1. Clone the repository:

```bash
$ git clone https://github.com/edyatl/clickhouse-event-processor.git
$ cd clickhouse-event-processor
```

2. Create an empty log file:

```bash
$ touch clickhouse_event_monitor.log
```

3. Create credentials .env file. Next command will prompt you to insert values one by one:

```bash
$ for src in $(echo 'HOST USER PASS PORT'); do \
read -p "type ${src} value:" tkn \
&& echo "export ENV_CLICKHOUSE_${src}='${tkn}'"; done > .env \
&& read -p "type URL secret path part:" tkn \
&& echo "export ENV_URL_SECRET='${tkn}'" >> .env
```

Check resulted env file:

```bash
$ cat .env
```

4. Set up your ClickHouse connection parameters and other configurations in the `config.py` file and in the .env file.

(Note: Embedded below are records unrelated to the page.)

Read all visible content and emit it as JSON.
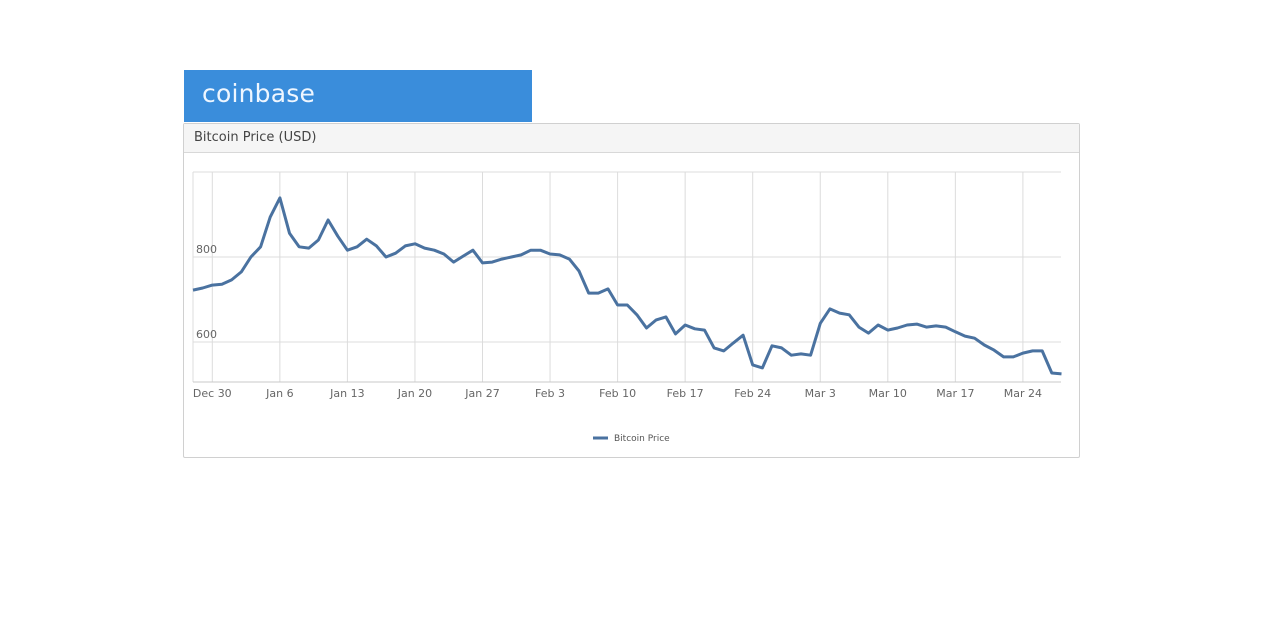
{
  "brand": {
    "name": "coinbase",
    "color": "#3a8ddb"
  },
  "panel": {
    "title": "Bitcoin Price (USD)"
  },
  "legend": {
    "label": "Bitcoin Price",
    "color": "#4a72a0"
  },
  "chart_data": {
    "type": "line",
    "title": "Bitcoin Price (USD)",
    "xlabel": "",
    "ylabel": "",
    "ylim": [
      506,
      1000
    ],
    "grid": true,
    "legend_position": "bottom-center",
    "y_ticks": [
      600,
      800
    ],
    "x_ticks": [
      "Dec 30",
      "Jan 6",
      "Jan 13",
      "Jan 20",
      "Jan 27",
      "Feb 3",
      "Feb 10",
      "Feb 17",
      "Feb 24",
      "Mar 3",
      "Mar 10",
      "Mar 17",
      "Mar 24"
    ],
    "series": [
      {
        "name": "Bitcoin Price",
        "color": "#4a72a0",
        "x": [
          "Dec 28",
          "Dec 29",
          "Dec 30",
          "Dec 31",
          "Jan 1",
          "Jan 2",
          "Jan 3",
          "Jan 4",
          "Jan 5",
          "Jan 6",
          "Jan 7",
          "Jan 8",
          "Jan 9",
          "Jan 10",
          "Jan 11",
          "Jan 12",
          "Jan 13",
          "Jan 14",
          "Jan 15",
          "Jan 16",
          "Jan 17",
          "Jan 18",
          "Jan 19",
          "Jan 20",
          "Jan 21",
          "Jan 22",
          "Jan 23",
          "Jan 24",
          "Jan 25",
          "Jan 26",
          "Jan 27",
          "Jan 28",
          "Jan 29",
          "Jan 30",
          "Jan 31",
          "Feb 1",
          "Feb 2",
          "Feb 3",
          "Feb 4",
          "Feb 5",
          "Feb 6",
          "Feb 7",
          "Feb 8",
          "Feb 9",
          "Feb 10",
          "Feb 11",
          "Feb 12",
          "Feb 13",
          "Feb 14",
          "Feb 15",
          "Feb 16",
          "Feb 17",
          "Feb 18",
          "Feb 19",
          "Feb 20",
          "Feb 21",
          "Feb 22",
          "Feb 23",
          "Feb 24",
          "Feb 25",
          "Feb 26",
          "Feb 27",
          "Feb 28",
          "Mar 1",
          "Mar 2",
          "Mar 3",
          "Mar 4",
          "Mar 5",
          "Mar 6",
          "Mar 7",
          "Mar 8",
          "Mar 9",
          "Mar 10",
          "Mar 11",
          "Mar 12",
          "Mar 13",
          "Mar 14",
          "Mar 15",
          "Mar 16",
          "Mar 17",
          "Mar 18",
          "Mar 19",
          "Mar 20",
          "Mar 21",
          "Mar 22",
          "Mar 23",
          "Mar 24",
          "Mar 25",
          "Mar 26",
          "Mar 27",
          "Mar 28"
        ],
        "values": [
          722,
          727,
          734,
          736,
          746,
          765,
          800,
          824,
          894,
          939,
          856,
          824,
          821,
          840,
          887,
          849,
          816,
          824,
          842,
          826,
          800,
          809,
          826,
          831,
          821,
          816,
          807,
          788,
          802,
          816,
          786,
          788,
          795,
          800,
          805,
          816,
          816,
          807,
          805,
          795,
          767,
          715,
          715,
          725,
          687,
          687,
          664,
          633,
          652,
          659,
          619,
          640,
          631,
          628,
          586,
          579,
          598,
          616,
          546,
          539,
          591,
          586,
          569,
          572,
          569,
          644,
          678,
          668,
          664,
          635,
          621,
          640,
          628,
          633,
          640,
          642,
          635,
          638,
          635,
          624,
          614,
          609,
          593,
          581,
          565,
          565,
          574,
          579,
          579,
          527,
          525
        ]
      }
    ]
  }
}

5. Make sure what you have docker with compose plugin properly installed:

```bash
$ docker compose version
```

6. Run deployment with docker compose:

```bash
$ docker compose up -d --build
```

7. Make sure what container successfully created and running:

```bash
$ docker ps
```

In case of empty table on command above try `docker logs` to debug.

## Usage

Run the script directly using the following command:

```bash
$ python clickhouse_event_checker.py
```

## Configuration
Update the config.py file with your ClickHouse connection details, base URL for GET requests, and other configurations in the .env file.

## License
This project is licensed under the MIT License - see the [LICENSE](./LICENSE) file for details.